Does this mean that, amongst the poor, the savers outnumber entrepreneurs investing money in their business? The CGAP study seems to lend credence to this paradoxical finding. As it is dubious to claim that the poor people have earned their savings through their micro enterprises, this finding only points in one direction. The poor have deposited their own savings into the system, aiding its operation – although it has always relied on external support. It also suggests that the micro savers would necessarily be different from micro borrowers, which is supported by the fact that only one out of seven saving accounts are mobilised through microfinance institutions – the rest are managed through conventional banks.

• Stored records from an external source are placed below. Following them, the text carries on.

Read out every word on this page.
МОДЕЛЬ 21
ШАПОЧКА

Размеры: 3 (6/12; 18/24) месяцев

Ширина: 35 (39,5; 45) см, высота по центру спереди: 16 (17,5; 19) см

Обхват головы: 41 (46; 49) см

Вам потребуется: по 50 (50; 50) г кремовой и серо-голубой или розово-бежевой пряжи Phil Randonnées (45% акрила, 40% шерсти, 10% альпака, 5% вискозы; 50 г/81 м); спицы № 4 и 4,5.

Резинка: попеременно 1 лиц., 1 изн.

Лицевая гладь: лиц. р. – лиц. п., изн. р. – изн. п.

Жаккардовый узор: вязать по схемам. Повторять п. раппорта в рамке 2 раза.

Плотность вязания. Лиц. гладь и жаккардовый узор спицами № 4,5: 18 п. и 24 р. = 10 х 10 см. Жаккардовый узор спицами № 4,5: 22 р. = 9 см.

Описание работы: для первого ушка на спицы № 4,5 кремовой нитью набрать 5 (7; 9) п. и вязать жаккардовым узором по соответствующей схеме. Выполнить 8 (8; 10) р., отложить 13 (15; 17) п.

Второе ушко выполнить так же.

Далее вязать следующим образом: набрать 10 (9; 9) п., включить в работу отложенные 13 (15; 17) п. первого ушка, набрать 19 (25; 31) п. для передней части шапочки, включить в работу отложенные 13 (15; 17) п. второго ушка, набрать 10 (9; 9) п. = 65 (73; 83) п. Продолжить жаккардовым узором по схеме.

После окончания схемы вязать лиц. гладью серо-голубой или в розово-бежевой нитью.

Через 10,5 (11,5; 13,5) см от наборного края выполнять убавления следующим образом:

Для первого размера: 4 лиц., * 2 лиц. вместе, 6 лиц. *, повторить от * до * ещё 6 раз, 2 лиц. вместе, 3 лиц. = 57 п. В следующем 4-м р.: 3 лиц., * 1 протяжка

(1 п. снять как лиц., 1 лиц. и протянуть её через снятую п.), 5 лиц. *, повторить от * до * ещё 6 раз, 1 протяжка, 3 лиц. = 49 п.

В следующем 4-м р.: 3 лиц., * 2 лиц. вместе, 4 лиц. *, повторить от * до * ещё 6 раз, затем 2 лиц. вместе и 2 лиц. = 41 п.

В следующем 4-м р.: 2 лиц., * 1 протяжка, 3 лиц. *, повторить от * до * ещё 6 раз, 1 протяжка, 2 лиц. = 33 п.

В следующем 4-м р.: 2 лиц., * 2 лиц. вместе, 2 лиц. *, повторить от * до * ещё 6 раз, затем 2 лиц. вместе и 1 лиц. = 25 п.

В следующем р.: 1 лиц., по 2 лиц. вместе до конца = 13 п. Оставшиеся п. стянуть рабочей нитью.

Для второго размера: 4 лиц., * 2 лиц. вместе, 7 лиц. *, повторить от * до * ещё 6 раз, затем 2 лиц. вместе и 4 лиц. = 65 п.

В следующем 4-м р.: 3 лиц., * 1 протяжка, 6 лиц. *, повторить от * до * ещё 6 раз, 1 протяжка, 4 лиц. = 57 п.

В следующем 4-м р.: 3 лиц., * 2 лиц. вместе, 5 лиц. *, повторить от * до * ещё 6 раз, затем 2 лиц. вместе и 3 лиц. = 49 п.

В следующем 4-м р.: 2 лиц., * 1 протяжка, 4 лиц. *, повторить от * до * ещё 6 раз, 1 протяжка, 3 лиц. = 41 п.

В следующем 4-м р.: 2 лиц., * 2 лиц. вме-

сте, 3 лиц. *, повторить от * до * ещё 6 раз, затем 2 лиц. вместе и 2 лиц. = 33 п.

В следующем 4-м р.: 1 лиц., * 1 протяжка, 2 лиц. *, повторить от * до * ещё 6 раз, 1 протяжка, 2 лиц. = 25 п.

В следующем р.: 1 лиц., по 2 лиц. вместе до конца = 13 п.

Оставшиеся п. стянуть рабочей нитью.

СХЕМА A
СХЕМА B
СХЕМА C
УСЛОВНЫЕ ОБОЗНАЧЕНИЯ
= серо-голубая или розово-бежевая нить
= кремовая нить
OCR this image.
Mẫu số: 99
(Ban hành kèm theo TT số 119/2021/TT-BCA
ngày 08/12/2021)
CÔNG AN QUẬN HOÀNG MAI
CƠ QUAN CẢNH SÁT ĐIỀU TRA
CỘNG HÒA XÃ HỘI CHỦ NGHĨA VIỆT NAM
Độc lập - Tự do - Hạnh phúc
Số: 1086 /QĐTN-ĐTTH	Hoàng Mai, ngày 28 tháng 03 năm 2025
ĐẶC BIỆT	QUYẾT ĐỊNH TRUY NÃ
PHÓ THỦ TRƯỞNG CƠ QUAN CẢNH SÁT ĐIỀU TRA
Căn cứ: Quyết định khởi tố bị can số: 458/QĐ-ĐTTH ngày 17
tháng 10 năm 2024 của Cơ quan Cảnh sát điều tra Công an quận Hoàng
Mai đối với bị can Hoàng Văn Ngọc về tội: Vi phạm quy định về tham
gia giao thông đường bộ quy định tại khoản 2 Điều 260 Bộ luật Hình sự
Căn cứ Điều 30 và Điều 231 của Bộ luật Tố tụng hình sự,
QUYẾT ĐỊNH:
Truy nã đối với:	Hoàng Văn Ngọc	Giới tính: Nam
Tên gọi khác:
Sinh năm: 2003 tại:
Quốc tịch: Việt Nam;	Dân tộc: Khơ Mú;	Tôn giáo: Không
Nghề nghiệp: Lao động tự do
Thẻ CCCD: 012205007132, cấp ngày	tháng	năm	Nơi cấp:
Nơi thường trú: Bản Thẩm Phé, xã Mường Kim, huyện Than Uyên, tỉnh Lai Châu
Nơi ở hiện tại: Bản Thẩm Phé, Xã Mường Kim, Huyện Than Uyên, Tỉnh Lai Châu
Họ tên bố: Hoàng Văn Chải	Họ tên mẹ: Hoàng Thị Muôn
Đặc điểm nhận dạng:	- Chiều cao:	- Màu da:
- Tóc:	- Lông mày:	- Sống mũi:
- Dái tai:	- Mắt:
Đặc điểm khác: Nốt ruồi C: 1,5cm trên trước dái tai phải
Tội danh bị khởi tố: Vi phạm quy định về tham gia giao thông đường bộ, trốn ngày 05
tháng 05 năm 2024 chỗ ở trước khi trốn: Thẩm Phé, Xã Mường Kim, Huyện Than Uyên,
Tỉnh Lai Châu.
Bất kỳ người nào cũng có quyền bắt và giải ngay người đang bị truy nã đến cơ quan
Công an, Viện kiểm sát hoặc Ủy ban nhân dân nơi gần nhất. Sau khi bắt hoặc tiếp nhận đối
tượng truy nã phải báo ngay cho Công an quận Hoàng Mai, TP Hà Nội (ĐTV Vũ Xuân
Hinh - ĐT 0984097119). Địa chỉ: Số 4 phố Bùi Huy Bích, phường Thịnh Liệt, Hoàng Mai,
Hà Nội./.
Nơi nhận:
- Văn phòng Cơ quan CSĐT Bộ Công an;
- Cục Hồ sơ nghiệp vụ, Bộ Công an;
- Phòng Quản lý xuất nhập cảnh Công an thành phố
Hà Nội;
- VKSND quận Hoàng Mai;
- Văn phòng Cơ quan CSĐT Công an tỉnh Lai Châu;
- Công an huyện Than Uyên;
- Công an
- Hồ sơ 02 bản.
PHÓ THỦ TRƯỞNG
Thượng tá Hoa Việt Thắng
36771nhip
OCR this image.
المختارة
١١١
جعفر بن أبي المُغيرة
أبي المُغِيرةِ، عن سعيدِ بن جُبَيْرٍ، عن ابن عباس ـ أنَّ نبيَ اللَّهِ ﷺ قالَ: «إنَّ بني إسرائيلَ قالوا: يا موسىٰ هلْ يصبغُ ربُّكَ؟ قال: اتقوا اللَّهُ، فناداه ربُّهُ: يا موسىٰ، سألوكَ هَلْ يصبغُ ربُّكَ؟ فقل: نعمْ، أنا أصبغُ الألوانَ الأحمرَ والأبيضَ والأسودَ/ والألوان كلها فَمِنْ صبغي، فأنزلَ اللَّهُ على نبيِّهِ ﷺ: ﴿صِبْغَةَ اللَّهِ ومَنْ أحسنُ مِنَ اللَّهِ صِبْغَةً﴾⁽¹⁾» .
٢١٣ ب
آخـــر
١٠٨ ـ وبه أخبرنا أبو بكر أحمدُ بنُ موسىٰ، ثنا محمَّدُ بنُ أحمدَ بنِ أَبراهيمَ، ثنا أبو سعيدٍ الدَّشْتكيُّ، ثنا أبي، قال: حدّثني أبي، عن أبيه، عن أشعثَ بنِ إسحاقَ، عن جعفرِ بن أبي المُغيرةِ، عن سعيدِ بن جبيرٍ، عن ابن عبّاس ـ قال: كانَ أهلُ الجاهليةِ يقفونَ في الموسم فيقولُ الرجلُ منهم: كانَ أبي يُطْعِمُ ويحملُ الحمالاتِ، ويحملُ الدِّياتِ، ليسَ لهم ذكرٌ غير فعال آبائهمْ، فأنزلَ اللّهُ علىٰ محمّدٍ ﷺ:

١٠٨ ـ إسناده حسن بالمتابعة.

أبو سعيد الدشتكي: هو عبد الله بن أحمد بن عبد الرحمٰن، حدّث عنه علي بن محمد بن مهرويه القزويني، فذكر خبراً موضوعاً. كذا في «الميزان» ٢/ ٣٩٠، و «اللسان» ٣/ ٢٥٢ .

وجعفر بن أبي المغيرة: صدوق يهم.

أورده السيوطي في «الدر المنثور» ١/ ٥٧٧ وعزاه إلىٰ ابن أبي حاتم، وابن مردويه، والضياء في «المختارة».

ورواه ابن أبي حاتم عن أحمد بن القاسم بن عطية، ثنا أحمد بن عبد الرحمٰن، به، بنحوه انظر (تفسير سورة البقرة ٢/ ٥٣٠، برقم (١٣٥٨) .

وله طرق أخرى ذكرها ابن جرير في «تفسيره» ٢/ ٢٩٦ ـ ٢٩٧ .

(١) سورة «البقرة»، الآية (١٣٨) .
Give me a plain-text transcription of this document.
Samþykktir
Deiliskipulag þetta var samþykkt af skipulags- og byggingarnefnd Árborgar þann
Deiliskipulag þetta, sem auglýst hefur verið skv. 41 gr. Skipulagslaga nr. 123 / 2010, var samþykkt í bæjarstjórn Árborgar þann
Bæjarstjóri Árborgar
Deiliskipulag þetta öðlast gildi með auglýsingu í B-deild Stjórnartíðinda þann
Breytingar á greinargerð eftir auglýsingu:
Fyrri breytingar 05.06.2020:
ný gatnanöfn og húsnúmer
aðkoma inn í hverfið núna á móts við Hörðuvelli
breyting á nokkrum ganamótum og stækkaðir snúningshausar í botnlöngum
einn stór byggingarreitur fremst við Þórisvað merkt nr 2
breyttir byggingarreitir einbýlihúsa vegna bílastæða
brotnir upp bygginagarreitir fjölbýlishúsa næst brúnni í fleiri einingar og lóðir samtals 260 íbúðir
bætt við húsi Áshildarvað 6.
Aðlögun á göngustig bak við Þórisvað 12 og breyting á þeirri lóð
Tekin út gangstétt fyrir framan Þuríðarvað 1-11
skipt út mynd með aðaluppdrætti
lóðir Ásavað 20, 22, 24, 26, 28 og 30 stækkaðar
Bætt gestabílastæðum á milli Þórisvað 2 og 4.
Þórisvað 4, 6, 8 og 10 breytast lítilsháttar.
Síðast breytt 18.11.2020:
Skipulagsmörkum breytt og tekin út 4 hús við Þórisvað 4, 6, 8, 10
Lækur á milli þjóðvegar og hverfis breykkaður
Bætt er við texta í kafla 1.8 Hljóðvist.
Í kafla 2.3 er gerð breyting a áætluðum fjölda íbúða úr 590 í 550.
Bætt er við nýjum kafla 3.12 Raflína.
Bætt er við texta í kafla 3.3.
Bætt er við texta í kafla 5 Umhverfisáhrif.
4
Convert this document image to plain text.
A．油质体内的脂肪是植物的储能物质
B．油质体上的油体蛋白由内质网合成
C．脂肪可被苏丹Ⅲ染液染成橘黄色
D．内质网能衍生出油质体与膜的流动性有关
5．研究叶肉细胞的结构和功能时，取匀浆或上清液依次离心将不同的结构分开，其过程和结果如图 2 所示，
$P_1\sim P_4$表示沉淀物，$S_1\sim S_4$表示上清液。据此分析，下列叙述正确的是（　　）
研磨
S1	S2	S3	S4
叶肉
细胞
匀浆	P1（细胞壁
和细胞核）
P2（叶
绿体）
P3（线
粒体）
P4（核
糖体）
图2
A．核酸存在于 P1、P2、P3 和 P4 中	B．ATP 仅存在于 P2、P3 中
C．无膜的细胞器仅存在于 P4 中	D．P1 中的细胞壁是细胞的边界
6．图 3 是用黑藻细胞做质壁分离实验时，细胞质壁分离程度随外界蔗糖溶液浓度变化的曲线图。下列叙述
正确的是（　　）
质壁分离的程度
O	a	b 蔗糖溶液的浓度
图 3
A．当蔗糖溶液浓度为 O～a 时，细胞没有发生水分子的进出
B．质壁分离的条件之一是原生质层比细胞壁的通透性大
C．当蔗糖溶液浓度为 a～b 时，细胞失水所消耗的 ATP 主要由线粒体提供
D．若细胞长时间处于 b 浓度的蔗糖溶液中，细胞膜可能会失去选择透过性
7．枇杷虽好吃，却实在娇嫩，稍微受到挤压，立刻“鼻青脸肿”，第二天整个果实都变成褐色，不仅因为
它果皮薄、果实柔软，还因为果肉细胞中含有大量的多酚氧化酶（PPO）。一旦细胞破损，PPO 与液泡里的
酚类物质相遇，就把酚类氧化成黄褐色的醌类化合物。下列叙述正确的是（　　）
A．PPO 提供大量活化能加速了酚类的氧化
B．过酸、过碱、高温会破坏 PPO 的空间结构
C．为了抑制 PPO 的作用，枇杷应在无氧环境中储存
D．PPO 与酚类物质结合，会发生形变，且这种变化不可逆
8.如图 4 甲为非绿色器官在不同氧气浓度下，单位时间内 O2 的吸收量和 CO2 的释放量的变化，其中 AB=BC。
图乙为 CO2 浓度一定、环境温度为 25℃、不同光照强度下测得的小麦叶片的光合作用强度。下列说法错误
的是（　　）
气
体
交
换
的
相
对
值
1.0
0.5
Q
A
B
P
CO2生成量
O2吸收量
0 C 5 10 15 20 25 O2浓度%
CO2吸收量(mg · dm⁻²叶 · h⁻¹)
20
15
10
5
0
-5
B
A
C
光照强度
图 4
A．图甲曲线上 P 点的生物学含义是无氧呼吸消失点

It is claimed that the default rate of the microfinance borrowers is very low – around 2.5% worldwide – a statistic which is used to argue that poor people are reliable in repaying their loans. Evidence from Pakistan’s experience, available to the author during his research, does not refute this number but suggests a painful explanation. Most of the microfinance borrowers do not repay money on time from business profits – they repay it by borrowing from another source – which could well be another microfinance institution. Thus the reported default rate actually conceals the dynamics of micro businesses and creates a potential hazard. Unfortunately, the CGAP study also points in a similar direction – poor people find the micro loans very useful – and accessible – for their consumption needs, so regardless of the source of cash for repayment, they would normally pay.
It is evident that microfinance has helped the poor in managing their cash flows and in sustaining their income levels; however, it has not necessarily helped them to come out of poverty by increasing their income levels. We can’t turn people into entrepreneurs by just providing them with capital – if this were so, we would not have seen countless examples of “rags to riches” throughout the world without the aid of any formal credit!